Canicattì, il ritorno di Marino porta in dono tre vittorie: “Concentratissimi contro questo Canosa”

La grinta del capitano, finalmente ritornato in campo a fare ciò che ama, a dare il supporto che serviva alla sua squadra. Giovanni Marino “is back”: ripresosi dall’infortunio, il giocatore (figura storica dei biancorossi) ha trovato anche la via del gol e non è un caso che anche grazie al suo ritorno sul parquet, la squadra abbia ripreso ad esprimersi in tutto il tuo, splendido, potenziale.

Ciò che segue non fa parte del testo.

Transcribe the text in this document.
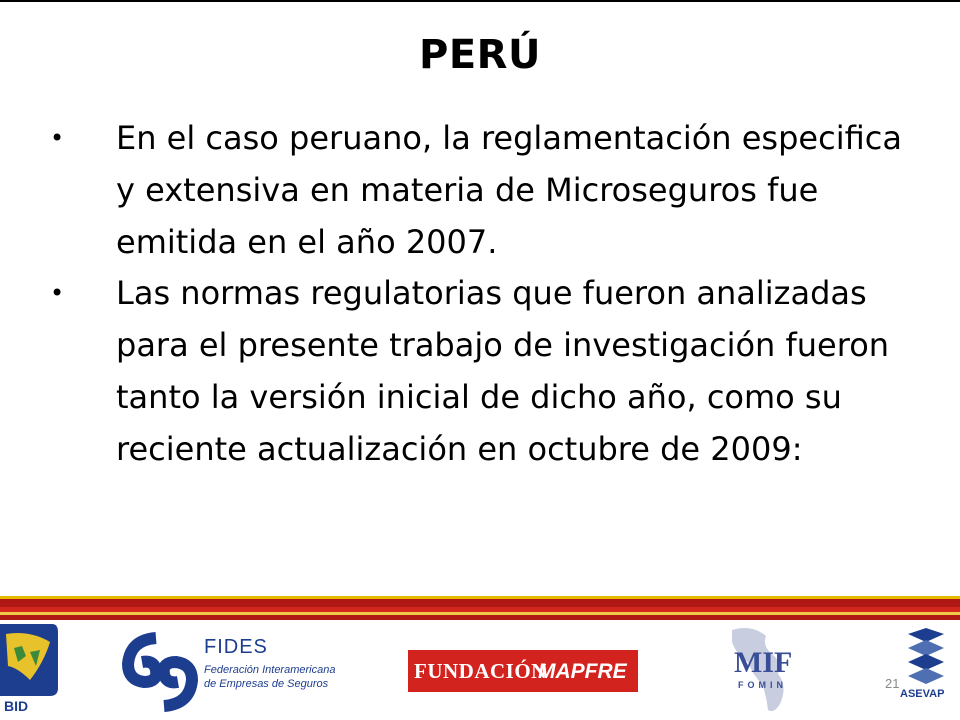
PERÚ
• En el caso peruano, la reglamentación especifica y extensiva en materia de Microseguros fue emitida en el año 2007.
• Las normas regulatorias que fueron analizadas para el presente trabajo de investigación fueron tanto la versión inicial de dicho año, como su reciente actualización en octubre de 2009:
BID
FIDES
Federación Interamericana
de Empresas de Seguros
FUNDACIÓN
MAPFRE	MIF
FOMIN
ASEVAP
21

“Sono stati mesi veramente duri. Stare fuori non è mai semplice. Ho sofferto e lavorato in silenzio e devo ringraziare la società che mi ha supportato in ogni istate. Sono tornato ed ho esordito con il gol e abbiamo anche fatto tre vittorie su tre. Meglio di così…”.

Il “cap” prosegue.

“Adesso sto bene, molto bene, e voglio trasformare tutti questi mesi di sofferenza in fame e voglia di vincere”.

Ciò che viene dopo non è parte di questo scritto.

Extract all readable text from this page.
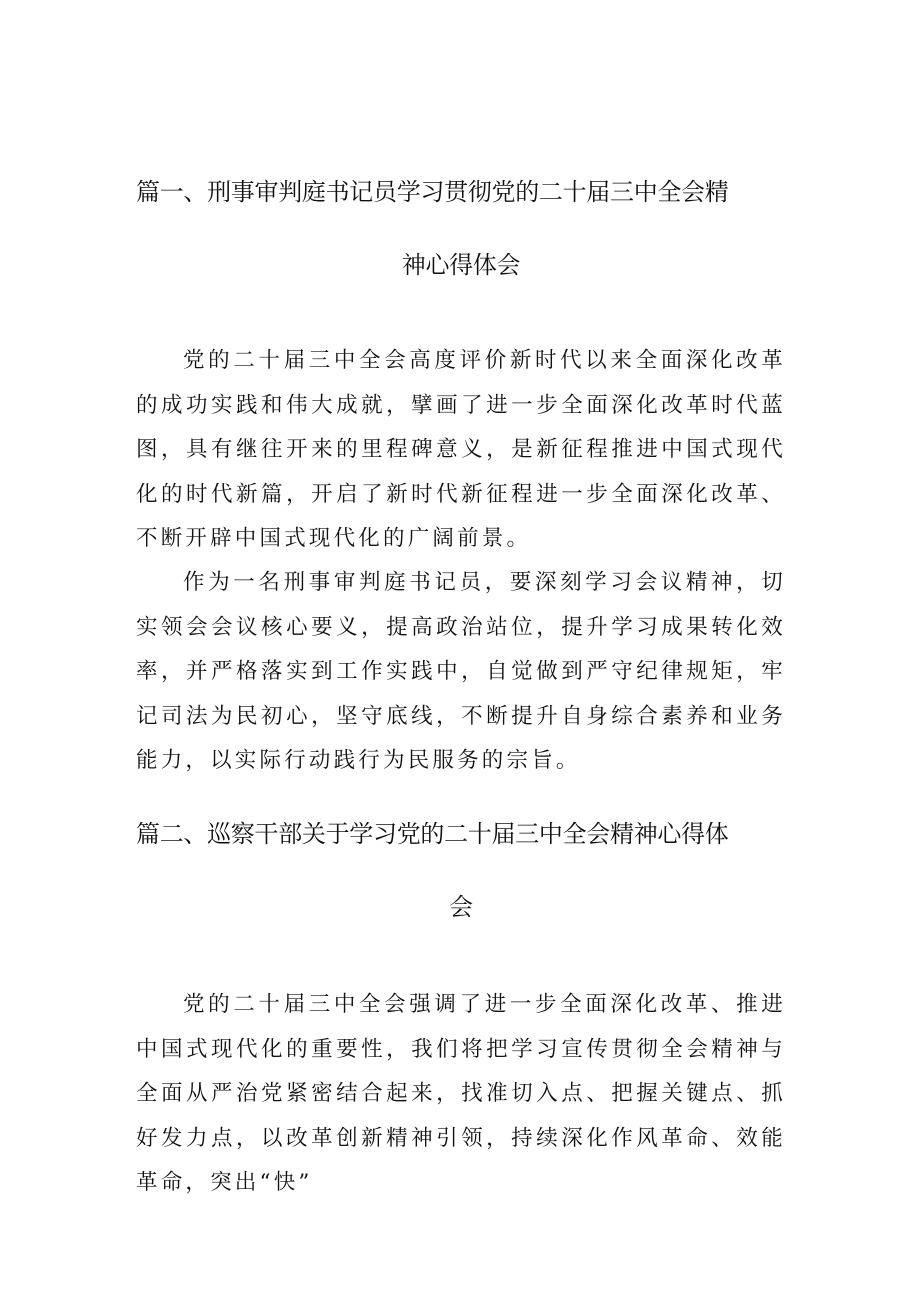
篇一、刑事审判庭书记员学习贯彻党的二十届三中全会精
神心得体会

党的二十届三中全会高度评价新时代以来全面深化改革的成功实践和伟大成就，擘画了进一步全面深化改革时代蓝图，具有继往开来的里程碑意义，是新征程推进中国式现代化的时代新篇，开启了新时代新征程进一步全面深化改革、不断开辟中国式现代化的广阔前景。

作为一名刑事审判庭书记员，要深刻学习会议精神，切实领会会议核心要义，提高政治站位，提升学习成果转化效率，并严格落实到工作实践中，自觉做到严守纪律规矩，牢记司法为民初心，坚守底线，不断提升自身综合素养和业务能力，以实际行动践行为民服务的宗旨。

篇二、巡察干部关于学习党的二十届三中全会精神心得体
会

党的二十届三中全会强调了进一步全面深化改革、推进中国式现代化的重要性，我们将把学习宣传贯彻全会精神与全面从严治党紧密结合起来，找准切入点、把握关键点、抓好发力点，以改革创新精神引领，持续深化作风革命、效能革命，突出“快”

Al Livatino-Saetta arriva il Canosa, una squadra diversa rispetto al girone di andata che è riuscita a risalire la classifica.

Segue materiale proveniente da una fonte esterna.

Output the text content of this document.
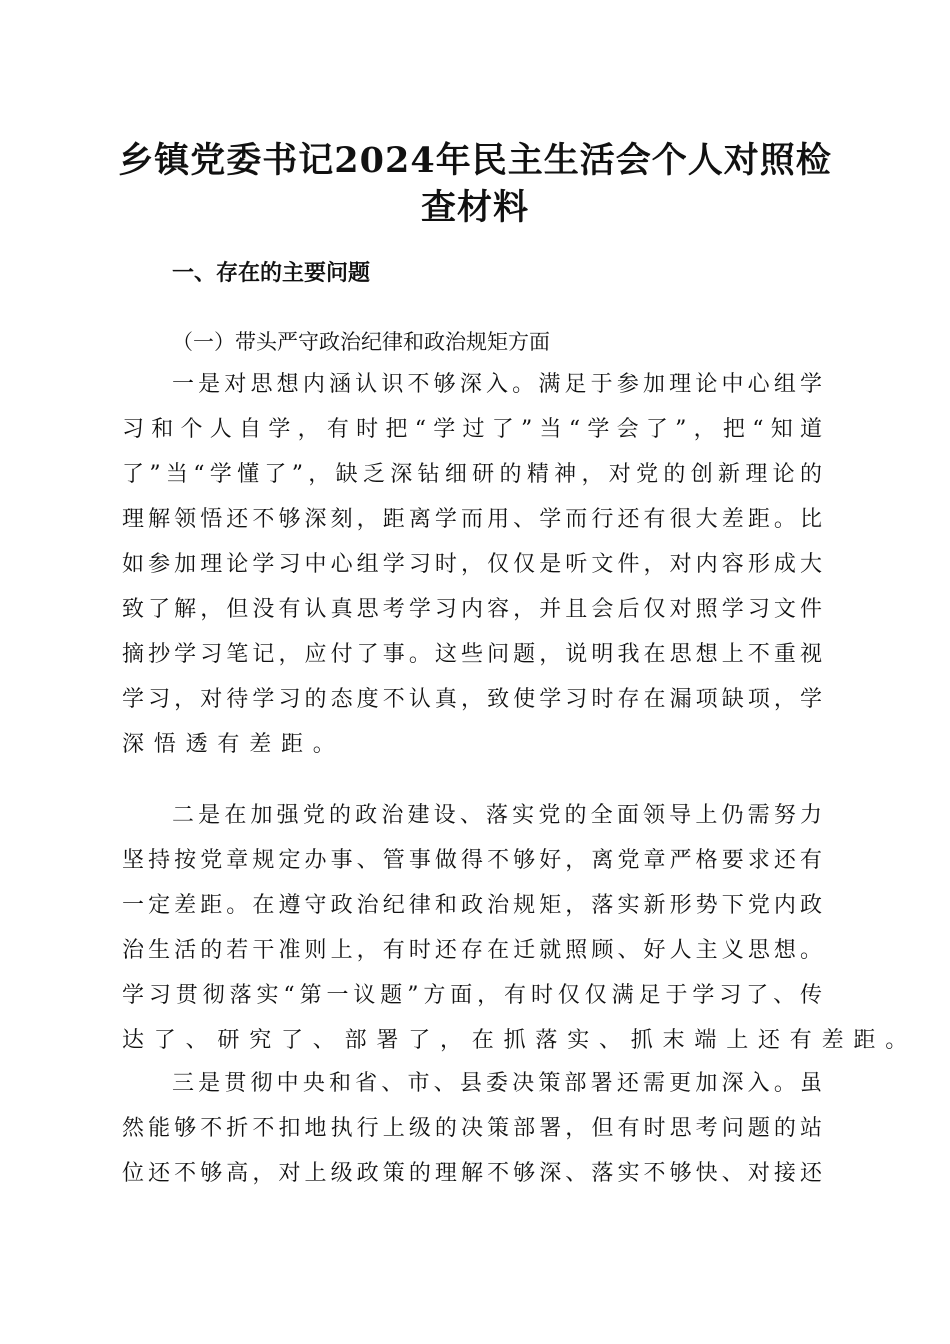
乡镇党委书记2024年民主生活会个人对照检
查材料
一、存在的主要问题
（一）带头严守政治纪律和政治规矩方面
一是对思想内涵认识不够深入。满足于参加理论中心组学
习和个人自学，有时把“学过了”当“学会了”，把“知道
了”当“学懂了”，缺乏深钻细研的精神，对党的创新理论的
理解领悟还不够深刻，距离学而用、学而行还有很大差距。比
如参加理论学习中心组学习时，仅仅是听文件，对内容形成大
致了解，但没有认真思考学习内容，并且会后仅对照学习文件
摘抄学习笔记，应付了事。这些问题，说明我在思想上不重视
学习，对待学习的态度不认真，致使学习时存在漏项缺项，学
深悟透有差距。
二是在加强党的政治建设、落实党的全面领导上仍需努力
坚持按党章规定办事、管事做得不够好，离党章严格要求还有
一定差距。在遵守政治纪律和政治规矩，落实新形势下党内政
治生活的若干准则上，有时还存在迁就照顾、好人主义思想。
学习贯彻落实“第一议题”方面，有时仅仅满足于学习了、传
达了、研究了、部署了，在抓落实、抓末端上还有差距。
三是贯彻中央和省、市、县委决策部署还需更加深入。虽
然能够不折不扣地执行上级的决策部署，但有时思考问题的站
位还不够高，对上级政策的理解不够深、落实不够快、对接还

“Ci aspetta una partita veramente difficile. Il Canosa ha già messo in difficoltà anche le altre migliori squadre di questo torneo ed è l’unica ad avere tre ‘stranieri’ e questo fa capire la loro volontà di fare bene. Servirà una gara perfetta e nella quale la concentrazione farà la differenza. Non vogliamo più pensare alle altre squadre perché purtroppo la rincorsa al primo posto non dipende più da noi. Nello spogliatoio ce lo siamo detti chiaramente, dobbiamo pensare una partita alla volta”.

Troppi infortuni.

“Abbiamo attraversato un periodo negativo, causato soprattutto dai tanti, troppi, infortuni. A questo si unisce il fatto che abbiamo sbagliato qualche partita di troppo e adesso è davvero dura, se non impossibile recuperare il terreno perso. Ma in ogni caso ci faremo trovare pronti per gli eventuali play-off, perché penso che abbiamo tutte le carte in regola per tentare il salto di categoria. Siamo già proiettati al fatto che il nostro campionato, quest’anno, durerà due mesi in più, ma con la consapevolezza che non dovremo più sbagliare”. 

Marino conclude.

“Finisco ringraziando il mister, il preparatore fisico, il presidente in rappresentanza di tutta la società, per la pazienza che hanno avuto e per aver sempre creduto in me nonostante tutto. Ringrazio inoltre anche tutti i miei compagni di squadra, dal primo all’ultimo, per avermi fatto sentire importante ed in particolare Scervino e Mosca che in questo periodo buio si sono rivelati veramente fondamentali per me”.